In workplaces most adversely affected by the recession, levels of satisfaction with pay and with job insecurity were lower and anxiety levels were also lower. The vast majority of workplaces were in fact affected to some extent by the recession, which we take to mean the lengthy period of economic malaise that followed the onset of the financial crisis in late 2008 and the associated rising public debt.
Three-quarters (76%) of workplaces changed some aspect of their staffing practices in response to the recession – action that impacted directly upon the wages, hours or job security of their workers. The most common responses were wage freezes or cuts, moratoriums on filling vacant posts and work re-organisations. Although such measures are unwelcomed by workers, they may have helped avert even worse outcomes – only 14% of workplaces made compulsory redundancies and just 7% made voluntary redundancies. Public sector workplaces were more likely to have taken some action but private sector workplaces were more likely to have had compulsory redundancies and reductions in basic hours.
While the recession has played a role in explaining the adverse trends in well-being, other factors may also be significant. Most notably, job demands have increased in intensity with 27% strongly agreeing in 2004 and 34% strongly agreeing in 2011 with the statement “My job requires me to work very hard”.

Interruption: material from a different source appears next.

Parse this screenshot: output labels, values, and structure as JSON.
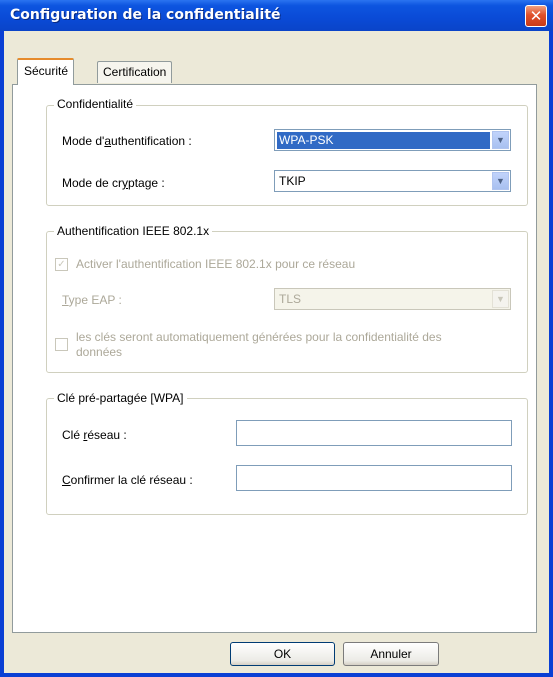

Changes in job quality also played a part in the overall increases in well-being observed. The proportion of employees perceiving high degrees of job autonomy and employees who perceive their management to be supportive and fair has increased. These increases were again less observable in the public sector and well-being levels are noticeably higher in new workplaces.

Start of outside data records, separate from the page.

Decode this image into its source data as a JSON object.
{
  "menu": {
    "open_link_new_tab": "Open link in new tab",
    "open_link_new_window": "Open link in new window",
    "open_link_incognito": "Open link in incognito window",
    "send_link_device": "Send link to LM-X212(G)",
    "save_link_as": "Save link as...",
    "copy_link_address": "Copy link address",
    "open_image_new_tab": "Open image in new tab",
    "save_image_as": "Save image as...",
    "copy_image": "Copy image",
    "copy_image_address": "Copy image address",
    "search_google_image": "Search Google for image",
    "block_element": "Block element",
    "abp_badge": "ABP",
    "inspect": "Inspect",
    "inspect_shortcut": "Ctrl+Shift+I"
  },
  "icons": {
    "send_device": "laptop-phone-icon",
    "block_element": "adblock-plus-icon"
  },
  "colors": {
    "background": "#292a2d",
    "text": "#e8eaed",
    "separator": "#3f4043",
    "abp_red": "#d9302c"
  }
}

The biggest change in job quality is nonetheless the decline in job security in the public sector. This suggests that the government’s austerity programme has had more of an effect than has the recession within the private sector, directly contributing to the increase level of strikes and ballots for industrial actions within the public sector, a crucial contemporary workplace phenomenon which WERS 2011 also documents.
All findings reported here relate to workplaces with 5 or more employees.
The full report of the study is in Brigid Van Wanrooy, Helen Bewley, Alex Bryson, John Forth, Stephanie Freeth, Lucy Stokes and Stephen Wood, Employment Relations in the Shadow of the Recession, Palgrave Macmillan, 2013.
WERS 2011 is the sixth in the WERS series. Interviews for the 2011 WERS were undertaken with around 2,700 workplace managers and 1,000 employee representatives, whilst over 20,000 employees completed questionnaires. Previous surveys were conducted in 1980, 1984, 1990, 1998 and 2004. The 2011 WERS was jointly sponsored by the Department for Business Innovation and Skills (BIS), the Economic and Social Research Council (ESRC), the UK Commission for Employment and Skills (UKCES), the Advisory Conciliation and Arbitration Service (Acas) and the National Institute of Economic and Social Research (NIESR). NIESR’s contribution was made possible by a grant from the Nuffield Foundation.
The data set from the 2011 WERS is available through the UK Data Service: http://www.ukdataservice.ac.uk
Important work.
While the findings come of little surprise on the public side, the discrepancy to the private sector is marked.
It illustrates I suppose one aspect of government policy that is working?